Quand les humoristes font leur cinéma

Omar Sy, Gad Elmaleh, Kev Adams ou encore plus récemment Ahmed Sylla, on ne compte plus les humoristes français qui peuplent nos salles de projections. En 2015 en effet, Jamel Debbouze et Franck Dubosc troquaient les places des deux premiers acteurs français les mieux payés.
Retour sur un phénomène fréquent, qui sonne parfois comme un passage obligé pour nos humoristes, pratique à risque qui peut tout de même parfois comporter ses limites dans le monde du cinéma français.

Une omniprésence incontestable

Si les comédies françaises continuent de mobiliser un public conséquent, les visages de leurs acteurs principaux ne nous sont clairement pas tous inconnus. Les humoristes français, font souvent un tour de passe-passe en squattant les studios de cinéma.
On ne compte pas le nombre de comédies populaires portées par des personnages emblématiques, qui en dehors de leurs rôles comiques, sont en fait portées par l’incarnation des humoristes eux-mêmes. Kad Merad et Dany Boon dans « Bienvenue chez les Chtis » (2008), Florence Foresti Et Jamel Debbouze dans « Hollywoo » (2011), Kev Adams et Franck Dubosc dans « Fiston » (2014)… Il y a tant d’exemples qu’on peut tout à fait parler d’un vivier très fertile, tant on voit des humoristes qui se reconvertissent en acteurs.
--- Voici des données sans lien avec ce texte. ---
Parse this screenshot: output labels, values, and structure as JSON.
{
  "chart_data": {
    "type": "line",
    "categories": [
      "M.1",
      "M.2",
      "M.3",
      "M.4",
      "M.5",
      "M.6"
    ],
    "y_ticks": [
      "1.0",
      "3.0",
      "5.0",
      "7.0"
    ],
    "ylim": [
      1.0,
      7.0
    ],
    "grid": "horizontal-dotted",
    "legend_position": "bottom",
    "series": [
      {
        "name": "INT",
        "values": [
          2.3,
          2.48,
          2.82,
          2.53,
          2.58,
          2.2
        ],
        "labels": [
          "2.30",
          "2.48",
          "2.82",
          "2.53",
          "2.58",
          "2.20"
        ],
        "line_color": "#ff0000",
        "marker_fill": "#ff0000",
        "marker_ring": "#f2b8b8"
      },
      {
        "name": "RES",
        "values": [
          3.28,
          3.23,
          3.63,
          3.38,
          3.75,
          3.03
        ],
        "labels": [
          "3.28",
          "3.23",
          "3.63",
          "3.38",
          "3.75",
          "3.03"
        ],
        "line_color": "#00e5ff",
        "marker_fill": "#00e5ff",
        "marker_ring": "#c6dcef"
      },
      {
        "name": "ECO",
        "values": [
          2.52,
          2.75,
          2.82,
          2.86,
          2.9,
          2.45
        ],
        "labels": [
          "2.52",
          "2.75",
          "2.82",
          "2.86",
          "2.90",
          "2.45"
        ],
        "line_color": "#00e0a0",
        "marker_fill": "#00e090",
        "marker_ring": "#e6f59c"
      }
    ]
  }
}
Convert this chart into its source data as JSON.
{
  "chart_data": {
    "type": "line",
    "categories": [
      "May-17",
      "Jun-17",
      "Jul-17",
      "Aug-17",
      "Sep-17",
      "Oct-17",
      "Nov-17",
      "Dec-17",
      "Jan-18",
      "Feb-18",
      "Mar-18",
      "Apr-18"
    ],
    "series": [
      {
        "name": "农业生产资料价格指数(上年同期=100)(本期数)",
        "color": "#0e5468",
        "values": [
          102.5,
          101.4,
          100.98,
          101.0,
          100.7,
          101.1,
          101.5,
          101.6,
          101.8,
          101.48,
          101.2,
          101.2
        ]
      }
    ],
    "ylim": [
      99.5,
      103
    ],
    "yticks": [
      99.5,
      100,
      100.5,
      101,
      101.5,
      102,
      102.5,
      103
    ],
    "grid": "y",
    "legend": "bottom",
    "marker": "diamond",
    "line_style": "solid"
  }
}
Ces comédies, lorsqu’elles ont bien marché, sont souvent supportées par ces figures déjà bien ancrées dans le paysage culturel français.

Certains humoristes vont même jusqu’à exploiter au mieux certains sketchs de leur propre one man show pour en faire des films références, afin de pousser encore plus loin la puissance de certains de leurs personnages. On pense alors à Gad Elmaleh qui se transforme en Chouchou le temps d’un film, ou le personnage beauf de Dubosc qui séduira la France dans la saga Camping.
Les films évoqués ainsi s’inscrivent dans la dimension comique qui de fait, met en lumière le talent de certains humoristes. Ces comédies la plupart du temps entretiennent le lien avec le public, et ça fonctionne.
Mais qu’en est-il des humoristes qui se lancent dans des registres dangereux, tout autres et bien étrangers à leur terrain de jeu habituel ?

Crédit photo © La Dépêche

Pour le meilleur et pour le pire : un pari sur le futur

Si souvent les humoristes commencent par des films qui collent à leurs personnages, certains trouvent très vite le besoin de s’en détacher.
Jean Dujardin, qui s’est offert Hollywood avec « The Artist » (2011), a notamment exploré ses talents dans des comédies dramatiques comme les « Petits Mouchoirs » (1 369 812 entrées tout de même), qui a été un franc succès.
Omar Sy lui, joue sur les nuances et s’invite dans de nombreux films qui entrelacent des atmosphères différentes, comme « Inferno » (2016), « Samba » (2014), « Intouchables » (2011) évidemment…
Force est de reconnaître que pour ces deux acteurs la diversité leur a été bénéfique, puisqu’ils sont quasiment les seuls français à trôner aux côtés du gratin hollywoodien. Une réussite à l’américaine ?
Peut-être, car en France, la pratique divise. On pense notamment à certaines comédies, qui pourtant portées par des comiques très populaires, ne font clairement pas l’unanimité. On peut alors citer les nombreux scandales qui ont accompagné la sortie de « Gangsterdam » (2017) où joue Kev Adams, où de « Epouse Moi mon pote » (2017), premier long métrage de Tarek Boudali, qui lui aussi a déchaîné les critiques. Les français seraient-ils encore plus durs avec ceux qui tentent d’installer l’humour dans les salles ? Il semble que se lancer dans un film lorsqu’on est humoriste est parfois quitte ou double, et le tremplin que le cinéma français offre à ses humoristes est parfois à double tranchant.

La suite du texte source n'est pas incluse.